Posted by GitBox <gi...@apache.org>.
codelipenghui commented on issue #2638:
URL: https://github.com/apache/bookkeeper/issues/2638#issuecomment-790279333


   Thanks @klwilson227, we will take look this issue soon.


----------------------------------------------------------------
This is an automated message from the Apache Git Service.
To respond to the message, please log on to GitHub and use the
URL above to go to the specific comment.

For queries about this service, please contact Infrastructure at:
users@infra.apache.org



[GitHub] [bookkeeper] codelipenghui commented on issue #2638: Compaction Limits

Posted by GitBox <gi...@apache.org>.
codelipenghui commented on issue #2638:
URL: https://github.com/apache/bookkeeper/issues/2638#issuecomment-791058825


   Yes, agree. I also did not see anything in the code regarding the ordering of the compaction. I have a short conversation with @jiazhai yesterday, we will work on an enhancement ASAP.

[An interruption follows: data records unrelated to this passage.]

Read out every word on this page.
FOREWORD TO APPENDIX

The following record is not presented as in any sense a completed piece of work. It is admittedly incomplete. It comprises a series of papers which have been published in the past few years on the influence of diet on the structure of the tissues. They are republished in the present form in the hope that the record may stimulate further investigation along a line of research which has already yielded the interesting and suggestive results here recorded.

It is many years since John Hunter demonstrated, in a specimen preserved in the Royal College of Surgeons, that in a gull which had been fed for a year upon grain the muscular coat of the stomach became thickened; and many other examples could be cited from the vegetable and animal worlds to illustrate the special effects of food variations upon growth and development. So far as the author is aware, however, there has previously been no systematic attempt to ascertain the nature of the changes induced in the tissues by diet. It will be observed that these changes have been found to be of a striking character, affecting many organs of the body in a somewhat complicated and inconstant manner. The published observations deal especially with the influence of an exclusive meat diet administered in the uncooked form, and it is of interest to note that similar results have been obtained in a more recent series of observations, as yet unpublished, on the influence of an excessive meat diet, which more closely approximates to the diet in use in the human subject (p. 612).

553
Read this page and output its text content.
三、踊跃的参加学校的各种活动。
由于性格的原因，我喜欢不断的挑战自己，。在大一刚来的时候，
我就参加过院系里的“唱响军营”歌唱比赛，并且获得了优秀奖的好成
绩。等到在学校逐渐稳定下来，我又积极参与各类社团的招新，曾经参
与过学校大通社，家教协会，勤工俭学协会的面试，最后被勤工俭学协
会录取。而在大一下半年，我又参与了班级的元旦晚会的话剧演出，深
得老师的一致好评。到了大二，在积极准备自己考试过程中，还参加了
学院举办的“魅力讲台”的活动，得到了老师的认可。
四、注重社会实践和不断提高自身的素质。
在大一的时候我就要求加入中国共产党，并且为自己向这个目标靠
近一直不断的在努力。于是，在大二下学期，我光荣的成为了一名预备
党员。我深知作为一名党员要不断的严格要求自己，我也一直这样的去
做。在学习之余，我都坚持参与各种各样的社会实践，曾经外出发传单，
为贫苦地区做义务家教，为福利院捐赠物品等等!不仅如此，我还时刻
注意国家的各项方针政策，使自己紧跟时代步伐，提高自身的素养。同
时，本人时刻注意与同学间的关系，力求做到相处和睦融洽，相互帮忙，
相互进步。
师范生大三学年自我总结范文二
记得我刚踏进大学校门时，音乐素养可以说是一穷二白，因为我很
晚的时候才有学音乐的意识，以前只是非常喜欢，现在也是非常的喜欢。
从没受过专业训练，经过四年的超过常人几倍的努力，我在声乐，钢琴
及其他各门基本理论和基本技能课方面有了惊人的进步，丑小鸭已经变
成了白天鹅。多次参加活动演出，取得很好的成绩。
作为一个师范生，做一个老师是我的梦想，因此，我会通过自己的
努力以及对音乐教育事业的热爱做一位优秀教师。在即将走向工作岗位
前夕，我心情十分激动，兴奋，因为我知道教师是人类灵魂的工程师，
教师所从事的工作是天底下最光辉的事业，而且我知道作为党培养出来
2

----------------------------------------------------------------
This is an automated message from the Apache Git Service.
To respond to the message, please log on to GitHub and use the
URL above to go to the specific comment.

For queries about this service, please contact Infrastructure at:
users@infra.apache.org



[GitHub] [bookkeeper] klwilson227 commented on issue #2638: Compaction Limits

Posted by GitBox <gi...@apache.org>.
klwilson227 commented on issue #2638:
URL: https://github.com/apache/bookkeeper/issues/2638#issuecomment-790657578


   I did not see anything in the code regarding ordering of the compaction. If there is a limit in the time frame, then the order becomes important as well. By tackling the oldest logs first we may free up more space quicker. Than working from the latest logs backwards.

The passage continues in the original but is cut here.